Notwendige Barrierefreiheit ist noch lange nicht erreicht
Ein Rollstuhl könne schnell dafür sorgen, dass man "nicht mehr in den Rahmen passt". Aus diesem Grund sei ein Perspektivwechsel sinnvoll. Dies gelte besonders für die Baubranche. So werde der Wenderadius eines Rollstuhls oft nicht berücksichtigt und auch geeignete Toiletten seien noch immer Mangelware. "Bitte helfen Sie uns, eine barrierearme Umwelt zu schaffen", sagte Lüdeke. "Setzen Sie sich einmal in einen Rollstuhl, bevor Sie mit der Planung beginnen. Denken Sie daran: Rollstuhlfahrer können nicht fliegen."
Auch Josef Kläne ist sich dessen bewusst und setzt sich für Barrierefreiheit ein. Trotz vieler Verbesserungen gebe es jedoch immer noch Hürden. "Deswegen brauchen wir den Rollitreff, der sich als Stimme in die Politik einmischt." Auch der stellvertretende Bürgermeister Philip Wilming bekannte sich in seiner Ansprache schuldig bezüglich unsichtbarer Hürden. So habe ein Bordstein dafür gesorgt, dass das neue barrierefreie Vereinsheim nicht befahren werden konnte.
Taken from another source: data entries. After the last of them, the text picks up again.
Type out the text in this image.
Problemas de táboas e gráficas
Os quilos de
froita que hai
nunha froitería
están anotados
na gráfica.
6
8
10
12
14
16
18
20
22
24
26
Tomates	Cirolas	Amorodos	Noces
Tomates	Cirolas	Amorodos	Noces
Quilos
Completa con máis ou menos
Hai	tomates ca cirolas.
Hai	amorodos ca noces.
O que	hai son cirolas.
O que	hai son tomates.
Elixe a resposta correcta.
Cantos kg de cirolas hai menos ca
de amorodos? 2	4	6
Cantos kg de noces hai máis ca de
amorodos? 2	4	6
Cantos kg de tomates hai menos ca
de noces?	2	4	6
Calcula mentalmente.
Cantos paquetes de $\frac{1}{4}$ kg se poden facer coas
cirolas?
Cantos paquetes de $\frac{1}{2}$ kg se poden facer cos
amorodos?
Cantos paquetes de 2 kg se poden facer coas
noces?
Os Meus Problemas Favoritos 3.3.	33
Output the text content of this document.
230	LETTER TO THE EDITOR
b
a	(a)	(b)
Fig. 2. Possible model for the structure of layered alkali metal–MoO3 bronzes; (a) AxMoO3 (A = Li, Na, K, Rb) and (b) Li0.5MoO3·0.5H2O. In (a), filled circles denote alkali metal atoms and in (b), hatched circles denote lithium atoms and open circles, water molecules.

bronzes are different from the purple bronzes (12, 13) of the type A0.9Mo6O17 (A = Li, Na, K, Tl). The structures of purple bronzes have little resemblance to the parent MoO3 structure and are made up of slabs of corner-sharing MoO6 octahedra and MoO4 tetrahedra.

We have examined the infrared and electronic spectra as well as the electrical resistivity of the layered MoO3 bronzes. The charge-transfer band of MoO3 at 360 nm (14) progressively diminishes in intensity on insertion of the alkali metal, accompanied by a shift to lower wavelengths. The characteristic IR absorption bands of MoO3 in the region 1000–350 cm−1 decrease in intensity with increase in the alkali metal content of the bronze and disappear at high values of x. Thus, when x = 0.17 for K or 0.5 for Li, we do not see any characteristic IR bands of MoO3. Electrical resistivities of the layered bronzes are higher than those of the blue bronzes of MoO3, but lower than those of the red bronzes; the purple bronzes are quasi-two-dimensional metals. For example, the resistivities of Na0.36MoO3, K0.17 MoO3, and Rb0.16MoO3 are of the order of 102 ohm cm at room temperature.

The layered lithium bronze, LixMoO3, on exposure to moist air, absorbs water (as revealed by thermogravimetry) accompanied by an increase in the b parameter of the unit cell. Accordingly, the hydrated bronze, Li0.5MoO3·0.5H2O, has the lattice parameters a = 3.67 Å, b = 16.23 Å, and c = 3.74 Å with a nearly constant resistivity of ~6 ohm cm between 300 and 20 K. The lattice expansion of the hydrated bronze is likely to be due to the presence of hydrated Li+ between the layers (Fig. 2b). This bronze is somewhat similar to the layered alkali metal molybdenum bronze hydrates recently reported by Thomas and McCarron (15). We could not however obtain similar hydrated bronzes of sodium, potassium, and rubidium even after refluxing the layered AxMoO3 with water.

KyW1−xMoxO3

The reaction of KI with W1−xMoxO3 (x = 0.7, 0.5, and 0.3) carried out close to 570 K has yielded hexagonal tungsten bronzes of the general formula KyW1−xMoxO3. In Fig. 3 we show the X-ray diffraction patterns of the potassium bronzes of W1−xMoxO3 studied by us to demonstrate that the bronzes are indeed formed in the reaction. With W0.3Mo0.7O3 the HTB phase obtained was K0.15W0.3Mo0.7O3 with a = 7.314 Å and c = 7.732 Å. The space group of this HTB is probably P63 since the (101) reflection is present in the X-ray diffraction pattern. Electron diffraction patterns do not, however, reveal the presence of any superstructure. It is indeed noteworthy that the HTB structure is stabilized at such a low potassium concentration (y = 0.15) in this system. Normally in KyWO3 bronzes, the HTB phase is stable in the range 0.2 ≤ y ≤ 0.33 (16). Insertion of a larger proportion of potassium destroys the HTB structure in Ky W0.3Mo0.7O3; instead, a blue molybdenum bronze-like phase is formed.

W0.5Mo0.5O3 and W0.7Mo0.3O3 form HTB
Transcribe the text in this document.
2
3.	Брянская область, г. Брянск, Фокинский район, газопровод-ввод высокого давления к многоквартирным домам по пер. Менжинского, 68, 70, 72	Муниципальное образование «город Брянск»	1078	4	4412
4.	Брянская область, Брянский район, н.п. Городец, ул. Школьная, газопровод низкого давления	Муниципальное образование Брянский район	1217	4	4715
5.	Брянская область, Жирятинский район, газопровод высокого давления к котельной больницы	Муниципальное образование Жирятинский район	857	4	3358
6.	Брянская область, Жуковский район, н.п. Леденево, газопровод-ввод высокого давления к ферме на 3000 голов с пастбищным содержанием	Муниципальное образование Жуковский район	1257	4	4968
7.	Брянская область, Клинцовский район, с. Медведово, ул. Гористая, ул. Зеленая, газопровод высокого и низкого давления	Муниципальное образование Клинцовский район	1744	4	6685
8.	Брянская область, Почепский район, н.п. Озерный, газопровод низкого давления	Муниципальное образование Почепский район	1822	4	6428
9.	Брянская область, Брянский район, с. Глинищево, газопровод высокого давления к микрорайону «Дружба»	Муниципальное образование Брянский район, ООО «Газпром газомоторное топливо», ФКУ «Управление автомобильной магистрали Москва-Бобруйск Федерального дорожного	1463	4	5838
"An so etwas Simplen liegt es manchmal", gestand Wilming ein. So etwas vergesse man schnell bei der Planung. Der Fehler wurde wenige Tage später beseitigt. Es sei gut, dass es den Rollitreff gibt, der auf so etwas aufmerksam macht, lobte Wilming. Als Dank und Zeichen der Verbundenheit soll im Zitadellen-Park ein Baum gepflanzt werden – der Ort sei natürlich 100 Prozent barrierefrei, versprach er.